Running any of these commands will affect any ML jobs that are running and will cause undefined behaviour. Therefore Poplar workloads should NOT be running when performing these tests.

Troubleshooting

This section contains useful information about what to do if you encounter problems while installing and testing the rack. If you can’t find the answer to your query here and are still experiencing problems, then contact your Graphcore representative or use the resources on the Graphcore support portal: https://www.graphcore.ai/support.

$ ./rack_tool.py BIST

This test will generate a very low-level hardware verification report/log that will need to be analyzed by Graphcore support if any errors are reported. The logs are located at ./maintenance_tools/logs relative to the current directory from which the command is executed.

  • The command “Done BIST on …” if the test is successful.

  • The command “Failed BIST on …” if the test fails.

  • The command will point to the log name generated in both cases.

Warning

Running this command will affect any ML jobs that are running and will cause undefined behaviour. Therefore Poplar workloads should NOT be running when performing this test.

V-IPU cluster tests

The cluster tests check that the cables are properly inserted, that the cabling is correct with respect to the expected topology, and perform traffic tests on the links in the topology.

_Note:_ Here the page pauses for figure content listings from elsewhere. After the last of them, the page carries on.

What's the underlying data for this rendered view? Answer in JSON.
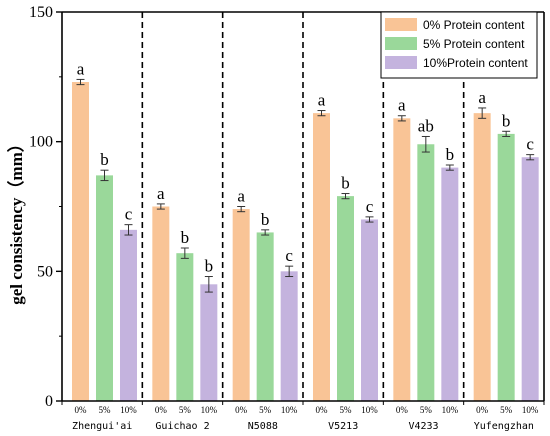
{
  "chart_data": {
    "type": "bar",
    "title": "",
    "xlabel": "",
    "ylabel": "gel consistency（mm）",
    "ylim": [
      0,
      150
    ],
    "yticks": [
      0,
      50,
      100,
      150
    ],
    "grid": false,
    "legend_position": "top-right",
    "categories": [
      "Zhengui'ai",
      "Guichao 2",
      "N5088",
      "V5213",
      "V4233",
      "Yufengzhan"
    ],
    "sub_labels": [
      "0%",
      "5%",
      "10%"
    ],
    "series": [
      {
        "name": "0%  Protein content",
        "color": "#f9c496",
        "values": [
          123,
          75,
          74,
          111,
          109,
          111
        ],
        "errors": [
          1,
          1,
          1,
          1,
          1,
          2
        ],
        "letters": [
          "a",
          "a",
          "a",
          "a",
          "a",
          "a"
        ]
      },
      {
        "name": "5%  Protein content",
        "color": "#9ad89a",
        "values": [
          87,
          57,
          65,
          79,
          99,
          103
        ],
        "errors": [
          2,
          2,
          1,
          1,
          3,
          1
        ],
        "letters": [
          "b",
          "b",
          "b",
          "b",
          "ab",
          "b"
        ]
      },
      {
        "name": "10%Protein content",
        "color": "#c4b3de",
        "values": [
          66,
          45,
          50,
          70,
          90,
          94
        ],
        "errors": [
          2,
          3,
          2,
          1,
          1,
          1
        ],
        "letters": [
          "c",
          "b",
          "c",
          "c",
          "b",
          "c"
        ]
      }
    ]
  }
}
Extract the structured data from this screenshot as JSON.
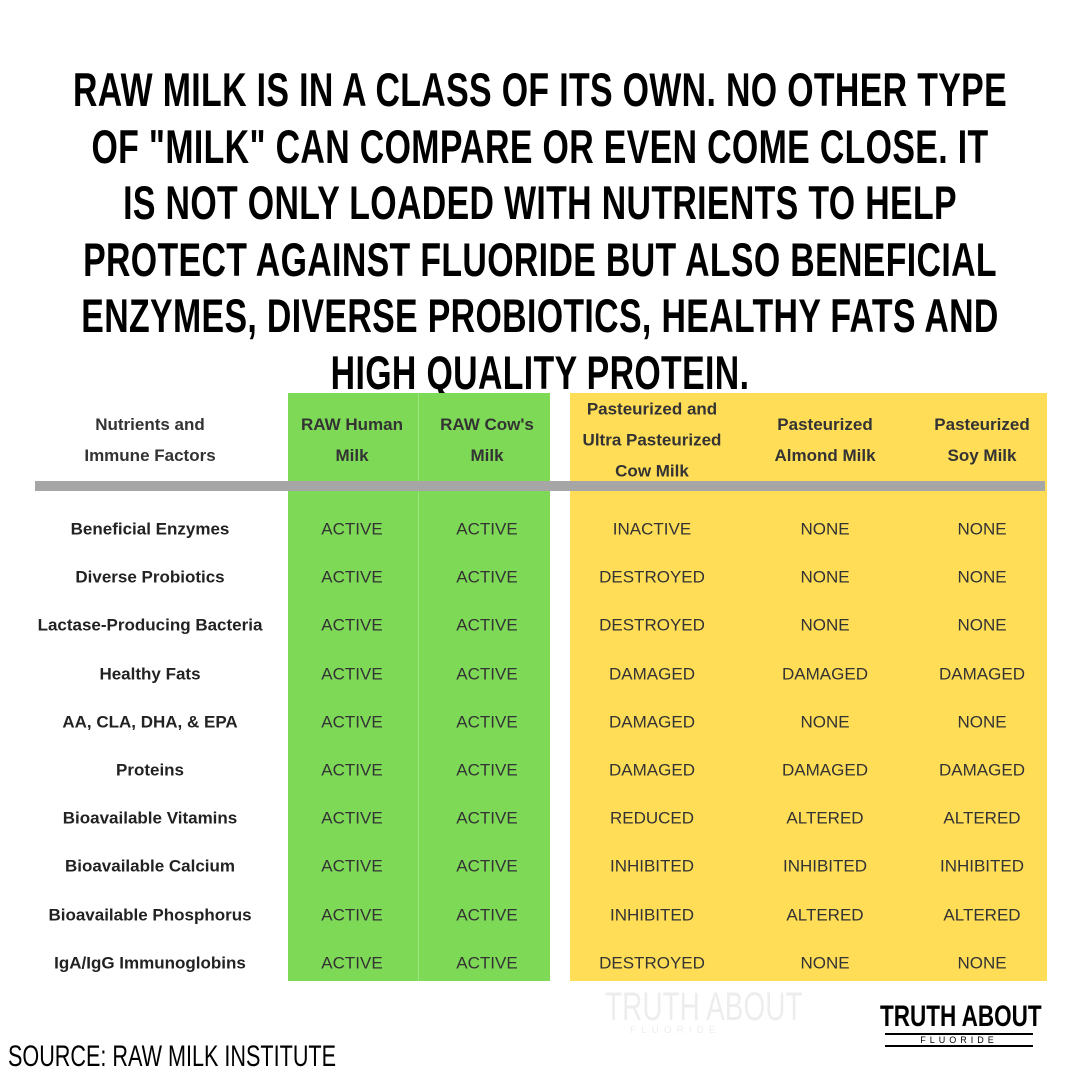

V-IPU-based cluster tests are only supported as an integral test step when running the IPU-POD DA install script. If this install script is run again the previous configuration input will be retained and the script will allow a new cluster test to be executed.

Warning

Running these tests will affect any ML jobs that are running and will cause undefined behaviour. Therefore Poplar workloads should NOT be running when performing these tests.